In 1929 Bignou joined Josse Bernheim and Gaston Bernheim de Villers of the Galerie Bernheim-Jeune to purchase controlling shares of the Galeries Georges Petit, a gallery focusing on modern French art then located at 8 rue de Sèze. Other shareholders included the American collector Chester Dale, to whom Bignou (operating on behalf of Reid & Lefèvre and Knoedler) sold Vincent van Gogh’s The Olive Orchard (1899; National Gallery of Art, Washington, DC). To direct Galeries Georges Petit, Bignou tapped the experienced French-Brazilian gallerist Georges Frédéric Keller. Through him, Bignou became acquainted with Albert C. Barnes, another major American collector who would become a key client, purchasing numerous paintings from Bignou by Cézanne, Matisse, and Renoir.

The Great Depression forced Galeries Georges Petit’s shareholders to liquidate the business in 1932. Keller then joined Galerie Bignou but quickly left Paris to direct a branch of the gallery in New York City. Opened on March 4, 1935, on the eighteenth floor of the recently completed Rolls Royce Building at 32 East 57th Street, Bignou Gallery New York continued to focus on modern French painting, hosting a wide range of exhibitions, including solo shows of Picasso (1939, 1941), Dalí (1945, 1947) and Matisse (1948).
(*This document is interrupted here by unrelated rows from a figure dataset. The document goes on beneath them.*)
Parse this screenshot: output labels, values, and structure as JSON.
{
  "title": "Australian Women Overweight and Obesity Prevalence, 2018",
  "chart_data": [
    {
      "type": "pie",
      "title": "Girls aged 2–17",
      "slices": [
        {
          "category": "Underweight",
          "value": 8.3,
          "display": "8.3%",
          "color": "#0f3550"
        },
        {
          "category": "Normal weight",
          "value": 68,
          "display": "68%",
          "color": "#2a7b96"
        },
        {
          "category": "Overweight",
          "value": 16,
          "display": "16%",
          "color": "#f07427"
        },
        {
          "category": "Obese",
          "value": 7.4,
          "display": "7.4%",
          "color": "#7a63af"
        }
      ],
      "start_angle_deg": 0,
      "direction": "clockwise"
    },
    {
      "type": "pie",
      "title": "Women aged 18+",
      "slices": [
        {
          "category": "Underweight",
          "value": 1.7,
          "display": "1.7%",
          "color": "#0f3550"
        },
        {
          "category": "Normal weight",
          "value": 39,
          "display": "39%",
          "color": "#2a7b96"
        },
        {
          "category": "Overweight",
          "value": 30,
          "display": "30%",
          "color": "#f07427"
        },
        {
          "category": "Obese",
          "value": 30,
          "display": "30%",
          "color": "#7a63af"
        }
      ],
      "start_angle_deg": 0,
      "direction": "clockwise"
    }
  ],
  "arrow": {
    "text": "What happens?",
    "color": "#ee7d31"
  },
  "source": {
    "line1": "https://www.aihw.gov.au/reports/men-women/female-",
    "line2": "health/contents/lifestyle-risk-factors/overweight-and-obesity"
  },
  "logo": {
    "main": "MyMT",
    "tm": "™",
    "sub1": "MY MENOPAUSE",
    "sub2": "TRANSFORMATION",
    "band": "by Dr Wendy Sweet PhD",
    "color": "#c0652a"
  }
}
At the start of the Second World War, Bignou became associated with a controversy concerning his connection with Martin Fabiani, a French dealer later linked to the Nazi spoliation of artworks in France during the war. Two weeks before the German occupation of Paris in 1940, Fabiani organized for hundreds of works of art from the collection of recently deceased dealer Ambroise Vollard to be transported by ship to Bignou’s New York gallery. Included were paintings and drawings by many prominent Parisian artists, such as Cézanne, Degas, Manet, and Picasso. The works were first taken to Lisbon before embarking for the United States. The British Admiralty, wrongly suspecting Vollard’s works were being taken to a neutral territory for sale to profit an enemy state, escorted the ship to Bermuda, where the works were confiscated. They were later brought to Canada for safekeeping until the war’s end, when British courts ordered them restituted to Fabiani and Vollard’s sisters.
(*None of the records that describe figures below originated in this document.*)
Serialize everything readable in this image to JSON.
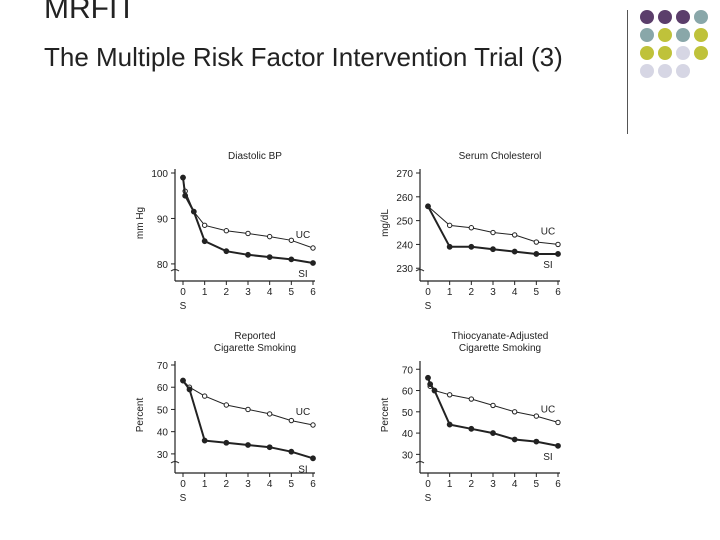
{
  "slide": {
    "title": "MRFIT",
    "subtitle": "The Multiple Risk Factor Intervention Trial (3)"
  },
  "decor": {
    "dot_colors": [
      "#5b3e6b",
      "#5b3e6b",
      "#5b3e6b",
      "#89a7a9",
      "#89a7a9",
      "#bfc23a",
      "#89a7a9",
      "#bfc23a",
      "#bfc23a",
      "#bfc23a",
      "#d6d6e4",
      "#bfc23a",
      "#d6d6e4",
      "#d6d6e4",
      "#d6d6e4"
    ]
  },
  "chart_data": [
    {
      "type": "line",
      "title": [
        "Diastolic BP"
      ],
      "ylabel": "mm Hg",
      "x_ticks": [
        "0",
        "1",
        "2",
        "3",
        "4",
        "5",
        "6"
      ],
      "x_sub": "S",
      "ylim": [
        78,
        100
      ],
      "y_ticks": [
        100,
        90,
        80
      ],
      "series": [
        {
          "name": "UC",
          "x": [
            0,
            0.1,
            0.5,
            1,
            2,
            3,
            4,
            5,
            6
          ],
          "values": [
            99,
            96,
            91.5,
            88.5,
            87.3,
            86.7,
            86,
            85.2,
            83.5
          ]
        },
        {
          "name": "SI",
          "x": [
            0,
            0.1,
            0.5,
            1,
            2,
            3,
            4,
            5,
            6
          ],
          "values": [
            99,
            95,
            91.5,
            85,
            82.8,
            82,
            81.5,
            81,
            80.2
          ]
        }
      ],
      "labels": {
        "uc": "UC",
        "si": "SI"
      }
    },
    {
      "type": "line",
      "title": [
        "Serum Cholesterol"
      ],
      "ylabel": "mg/dL",
      "x_ticks": [
        "0",
        "1",
        "2",
        "3",
        "4",
        "5",
        "6"
      ],
      "x_sub": "S",
      "ylim": [
        228,
        270
      ],
      "y_ticks": [
        270,
        260,
        250,
        240,
        230
      ],
      "series": [
        {
          "name": "UC",
          "x": [
            0,
            1,
            2,
            3,
            4,
            5,
            6
          ],
          "values": [
            256,
            248,
            247,
            245,
            244,
            241,
            240
          ]
        },
        {
          "name": "SI",
          "x": [
            0,
            1,
            2,
            3,
            4,
            5,
            6
          ],
          "values": [
            256,
            239,
            239,
            238,
            237,
            236,
            236
          ]
        }
      ],
      "labels": {
        "uc": "UC",
        "si": "SI"
      }
    },
    {
      "type": "line",
      "title": [
        "Reported",
        "Cigarette Smoking"
      ],
      "ylabel": "Percent",
      "x_ticks": [
        "0",
        "1",
        "2",
        "3",
        "4",
        "5",
        "6"
      ],
      "x_sub": "S",
      "ylim": [
        25,
        70
      ],
      "y_ticks": [
        70,
        60,
        50,
        40,
        30
      ],
      "series": [
        {
          "name": "UC",
          "x": [
            0,
            0.3,
            1,
            2,
            3,
            4,
            5,
            6
          ],
          "values": [
            63,
            60,
            56,
            52,
            50,
            48,
            45,
            43
          ]
        },
        {
          "name": "SI",
          "x": [
            0,
            0.3,
            1,
            2,
            3,
            4,
            5,
            6
          ],
          "values": [
            63,
            59,
            36,
            35,
            34,
            33,
            31,
            28
          ]
        }
      ],
      "labels": {
        "uc": "UC",
        "si": "SI"
      }
    },
    {
      "type": "line",
      "title": [
        "Thiocyanate-Adjusted",
        "Cigarette Smoking"
      ],
      "ylabel": "Percent",
      "x_ticks": [
        "0",
        "1",
        "2",
        "3",
        "4",
        "5",
        "6"
      ],
      "x_sub": "S",
      "ylim": [
        25,
        72
      ],
      "y_ticks": [
        70,
        60,
        50,
        40,
        30
      ],
      "series": [
        {
          "name": "UC",
          "x": [
            0,
            0.1,
            0.3,
            1,
            2,
            3,
            4,
            5,
            6
          ],
          "values": [
            66,
            62,
            60,
            58,
            56,
            53,
            50,
            48,
            45
          ]
        },
        {
          "name": "SI",
          "x": [
            0,
            0.1,
            0.3,
            1,
            2,
            3,
            4,
            5,
            6
          ],
          "values": [
            66,
            63,
            60,
            44,
            42,
            40,
            37,
            36,
            34
          ]
        }
      ],
      "labels": {
        "uc": "UC",
        "si": "SI"
      }
    }
  ]
}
Beyond his involvement in the contemporary art market, Bignou was also an avid collector of manuscripts, famously owning the first handwritten draft of Louis-Ferdinand Céline’s 1932 Journey to the End of the Night. Bignou’s New York gallery closed a year before his death in 1949, with the Paris location following suit in 1953. Portions of Bignou’s Paris stock went to his eldest son, Michel, who ran Galerie Michel Bignou, founded in 1942 at 1 rue d’Argenson. Some of his New York stock moved to Carstairs Gallery in the same city, where Keller went on to serve as director until 1963.

For more information, see:

Force, Christel H. “Etienne Bignou: The Gallery as Antechamber of the Museum.” In Pioneers of the Global Art Market: Paris-Based Dealer Networks, 1850–1950, edited by Christel H. Force, pp. 201–29. London: Bloomsbury Visual Arts, 2020.

Force, Christel H. “Etienne Bignou.” In Répertoire des acteurs du marché de l’art en France sous l’Occupation. Paris: Institut National d’Histoire de l’Art, Paris, forthcoming.

Fowle, Frances. “International Dealer Networks and the Market for Impressionism in London and Glasgow: Etienne Bignou, A. J. McNeill Reid, and Ernest Lefèvre.” In Pioneers of the Global Art Market: Paris-Based Dealer Networks, 18501950,edited by Christel H. Force, pp. 185–99. London: Bloomsbury Visual Arts, 2020.

Karrels, Nancy Caron. “Reconstructing a Wartime Journey: The Vollard-Fabiani Collection, 1940–1949.” International Journal of Cultural Property 22 (2015), pp. 505–26. https://doi.org/10.1017/S0940739115000296

Zervos, Christian. “Nos enquêtes: Entretien avec Étienne Bignou.” Feuilles volantes, supplement, Cahiers d’Art no. 7–8 (1927), 1–2.

The Bignou photo albums are held at the Frick Art Reference Library Archives, New York. Additional materials are held by the Musée d’Orsay, Paris, and the Wildenstein Plattner Institute, New York.